As Standard Life Investments' Rod Paris told Reuters last week: "It's easy to be very risk averse and not deal with anyone or anything, but we have a business to run."
Even the optimists — who still see double digit global equity gains next year — acknowledge it will at least be bumpy.
There are ways to look at the euro zone's slow-motion crisis resolution as a glass half-full. It may be the start of a historic fiscal union that bequeaths a stronger, better-functioning currency area.
Yet with the price for austerity being paid in growth and France, Italy and Spain together needing to raise up to 17 billion euros ($22.06 billion) of new debt on average every week in 2012, there's clearly scope for accidents along the way.

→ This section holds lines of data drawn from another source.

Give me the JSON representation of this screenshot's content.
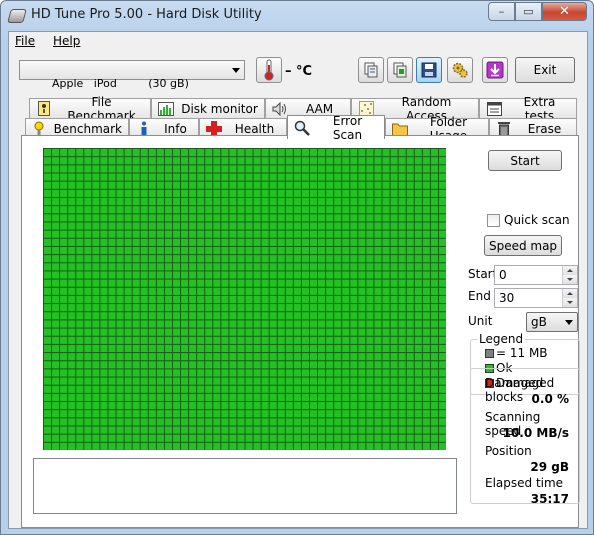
{
  "window": {
    "title": "HD Tune Pro 5.00 - Hard Disk Utility",
    "min_label": "–",
    "max_label": "▭",
    "close_label": "✕"
  },
  "menu": {
    "file": "File",
    "help": "Help"
  },
  "toolbar": {
    "drive": "Apple   iPod         (30 gB)",
    "temperature": "– °C",
    "exit_label": "Exit"
  },
  "tabs_row1": [
    {
      "label": "File Benchmark",
      "icon": "file-benchmark-icon"
    },
    {
      "label": "Disk monitor",
      "icon": "disk-monitor-icon"
    },
    {
      "label": "AAM",
      "icon": "speaker-icon"
    },
    {
      "label": "Random Access",
      "icon": "random-access-icon"
    },
    {
      "label": "Extra tests",
      "icon": "extra-tests-icon"
    }
  ],
  "tabs_row2": [
    {
      "label": "Benchmark",
      "icon": "benchmark-icon"
    },
    {
      "label": "Info",
      "icon": "info-icon"
    },
    {
      "label": "Health",
      "icon": "health-icon"
    },
    {
      "label": "Error Scan",
      "icon": "magnifier-icon",
      "active": true
    },
    {
      "label": "Folder Usage",
      "icon": "folder-icon"
    },
    {
      "label": "Erase",
      "icon": "trash-icon"
    }
  ],
  "scan": {
    "start_button": "Start",
    "quick_scan_label": "Quick scan",
    "quick_scan_checked": false,
    "speed_map_button": "Speed map",
    "start_label": "Start",
    "start_value": "0",
    "end_label": "End",
    "end_value": "30",
    "unit_label": "Unit",
    "unit_value": "gB",
    "grid": {
      "columns": 50,
      "rows": 37,
      "status": "ok"
    }
  },
  "legend": {
    "title": "Legend",
    "items": [
      {
        "label": "= 11 MB",
        "color": "#808080"
      },
      {
        "label": "Ok",
        "color": "#22c222"
      },
      {
        "label": "Damaged",
        "color": "#d42020"
      }
    ]
  },
  "stats": {
    "damaged_label": "Damaged blocks",
    "damaged_value": "0.0 %",
    "speed_label": "Scanning speed",
    "speed_value": "10.0 MB/s",
    "position_label": "Position",
    "position_value": "29 gB",
    "elapsed_label": "Elapsed time",
    "elapsed_value": "35:17"
  },
  "colors": {
    "ok_block": "#22c222",
    "grid_line": "#1e5a1e",
    "accent": "#3c7fb1"
  }
}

Growth may be better in the United States, but a presidential election year brings its own stasis and longer-term control of the country's debt mountain remains unresolved. The emerging engines of China and the developing world are cooling fast and markets there have underperformed badly this year.
For the pessimists, of course, everything remains bleak.
Deutsche Bank credit strategists told clients on Monday that much of their 2012 outlook could be directly copied from last year's, hooked on fear of debt restructuring, default, haircuts, and the choice between fiscal euro union or extreme levels of money printing. "The one difference is that the stakes have become far higher 12 months on."
And so volatility, it would seem, remains the name of the game as fundamental valuations vie with "event risks" and recession risks spar with more government intervention. Stock market volatility captured by Wall Street's VIX index may not be near 2008 extremes, but it is remaining elevated for longer.
A poll of investors conducted by the Association of Investment Companies this week showed 96 percent expect another volatile year in 2012. However, 71 percent think that markets will ultimately go up.
When asked what gave them the greatest cause for optimism, 26 percent of managers are encouraged by strong company balance sheets. A further 26 percent believe equities still represent good value.
In a world where years of sovereign stress and negative real yields lie ahead, high-dividend blue chip stocks or high-grade corporate debt - ideally of companies with hefty emerging market exposure — remain many money managers' investments of choice.
Williams de Broe point out that despite high correlation of top stocks and the dominance of index-tracking and use of exchange-traded funds, the past 10 years was not so much a "lost decade" for equity if stocks were carefully selected.
Even though the FTSE 100 has lost more than 20 percent December 1999, more than 33 current FTSE stocks — including blue chips such as Unilever and Tesco — at least doubled over the same period.
"In order for portfolios to provide returns that are more than paltry, investors must take on greater risk at a time when the volatility of equity markets is highly likely to become ever greater," said Wood-Smith.